Christian IX of Denmark

Christian IX of Denmark (the April 8th 1818 Gottorp - the January 29th 1906), king of Denmark of the November 15th 1863 with the January 29th 1906. It was called the " Father-in-law of Europe " , having married several of his/her children to heirs to European big families.

He is the fourth wire of the duke Frederic Guillaume de Schleswig-Holstein-Sonderbourg-Glücksbourg and Louise Caroline, princess of Hesse-Kassel. By his mother, he is back grandson of Frederic V of Denmark, back-back grandson of George II of Great Britain and descendant of several other monarchs, but without true claim with a European throne.

Raised with the Denmark, he studies with the Military academy of Copenhagen. He asks in vain the hand of the Reine Victoria, then he marries in 1842 Louise de Hesse-Kassel, a niece of Christian VIII of Denmark.

In 1847, with the protection of the great capacities of Europe, it is named heir to the Danish throne by Christian VIII, because his/her only alive son, the future Frederic VII, is without wire. This choice of heir comes formally from Louise de Hesse-Kassel, the wife of the king, small-niece of Christian VII nearer “in the line” to the throne than her husband.
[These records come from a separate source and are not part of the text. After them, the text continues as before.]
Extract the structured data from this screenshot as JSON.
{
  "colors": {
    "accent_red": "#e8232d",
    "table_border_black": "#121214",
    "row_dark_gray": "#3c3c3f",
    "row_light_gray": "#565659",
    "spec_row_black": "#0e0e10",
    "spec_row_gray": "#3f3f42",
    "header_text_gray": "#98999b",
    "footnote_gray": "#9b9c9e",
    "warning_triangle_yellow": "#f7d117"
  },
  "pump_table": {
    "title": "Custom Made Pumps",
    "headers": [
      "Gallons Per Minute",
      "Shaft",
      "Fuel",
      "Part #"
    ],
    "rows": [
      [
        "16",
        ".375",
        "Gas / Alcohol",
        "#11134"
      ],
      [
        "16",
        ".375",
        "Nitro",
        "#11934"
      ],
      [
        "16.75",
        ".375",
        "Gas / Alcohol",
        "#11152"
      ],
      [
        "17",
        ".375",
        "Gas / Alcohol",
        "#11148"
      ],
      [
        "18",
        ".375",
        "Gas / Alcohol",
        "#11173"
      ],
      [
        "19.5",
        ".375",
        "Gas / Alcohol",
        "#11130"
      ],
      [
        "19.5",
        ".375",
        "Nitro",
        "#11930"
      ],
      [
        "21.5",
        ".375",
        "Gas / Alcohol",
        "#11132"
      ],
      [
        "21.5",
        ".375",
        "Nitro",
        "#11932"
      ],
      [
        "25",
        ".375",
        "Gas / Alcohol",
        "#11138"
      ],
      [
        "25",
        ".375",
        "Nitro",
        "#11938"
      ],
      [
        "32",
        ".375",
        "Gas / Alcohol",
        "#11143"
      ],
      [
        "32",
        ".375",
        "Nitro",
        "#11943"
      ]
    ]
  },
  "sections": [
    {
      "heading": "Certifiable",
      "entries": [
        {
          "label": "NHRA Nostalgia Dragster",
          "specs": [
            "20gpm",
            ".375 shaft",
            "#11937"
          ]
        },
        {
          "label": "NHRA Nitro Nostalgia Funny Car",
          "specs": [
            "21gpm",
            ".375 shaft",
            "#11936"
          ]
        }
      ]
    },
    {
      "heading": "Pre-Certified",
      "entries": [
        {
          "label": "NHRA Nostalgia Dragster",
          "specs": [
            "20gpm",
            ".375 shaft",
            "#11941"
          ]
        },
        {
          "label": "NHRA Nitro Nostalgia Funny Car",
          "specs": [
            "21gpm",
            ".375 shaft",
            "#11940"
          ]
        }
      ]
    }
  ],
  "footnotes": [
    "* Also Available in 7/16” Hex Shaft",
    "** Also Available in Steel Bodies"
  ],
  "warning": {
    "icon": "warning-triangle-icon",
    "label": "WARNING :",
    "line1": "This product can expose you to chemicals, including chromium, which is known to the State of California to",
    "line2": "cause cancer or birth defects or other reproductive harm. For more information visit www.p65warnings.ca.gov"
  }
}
It thus succeeds Frederic VII, on the throne, the November 15th, 1863. Plunged at once in the crisis of property and statute of Schleswig and Holstein, two territories of the south of Denmark, it signs, under various pressures, the Constitution of November, treaty which formalizes the membership of Schleswig in Denmark. It results from it a short war between Denmark and a Prussia-Austria alliance, in 1864. The war ends in the integration of Schleswig to the Prussia in 1865. Holstein is built-in same manner in Prussia in 1865, after engagements between the Austria and Prussia.

Policy

Christian IX in vain tries to prevent the diffusion of the democracy in Denmark. He however signs a treaty in 1874, which allows the Iceland, Danish possession, to have his own constitution. In 1900, it approves the establishment of a Danish Parliament, which puts an end to the absolutism.

By another reform of 1866, the Danish constitution is revised to give more capacity to the Higher Room, with the detriment of the Lower House. And of the laws of social security are voted and applied under its reign: retirements for the elderly in 1891, and an insurance unemployment and elements of family policy in 1892.

The " Father-in-law of Europe "

Christian and Louise gave rise to six children;

Four of his/her children became monarchs, rising on the thrones (directly or as a consort) of the Denmark, of the the United Kingdom, Russia and Greece. A fifth, his/her Thyra daughter, would have become Reine of Hanover if the throne of her husband had not been removed before the beginning of its reign. The great dynastic success of the six children was not due, mainly, in Christain IX itself, but with the dynastic ambitions of his wife Louise de Hesse-Kassel. Some compared them with those of the Reine Victoria of the the United Kingdom.

In the grandchildren of Christian, one counts Nicolas II of Russia, Constantin Ier of Greece, George V of the United Kingdom, Christian X of Denmark and Haakon VII of Norway. It, in the last years of its life, was called the " Father-in-law of Europe ". Today, the majority of the royal families in Europe, reigning or having reigned, are direct descendants of Christian IX.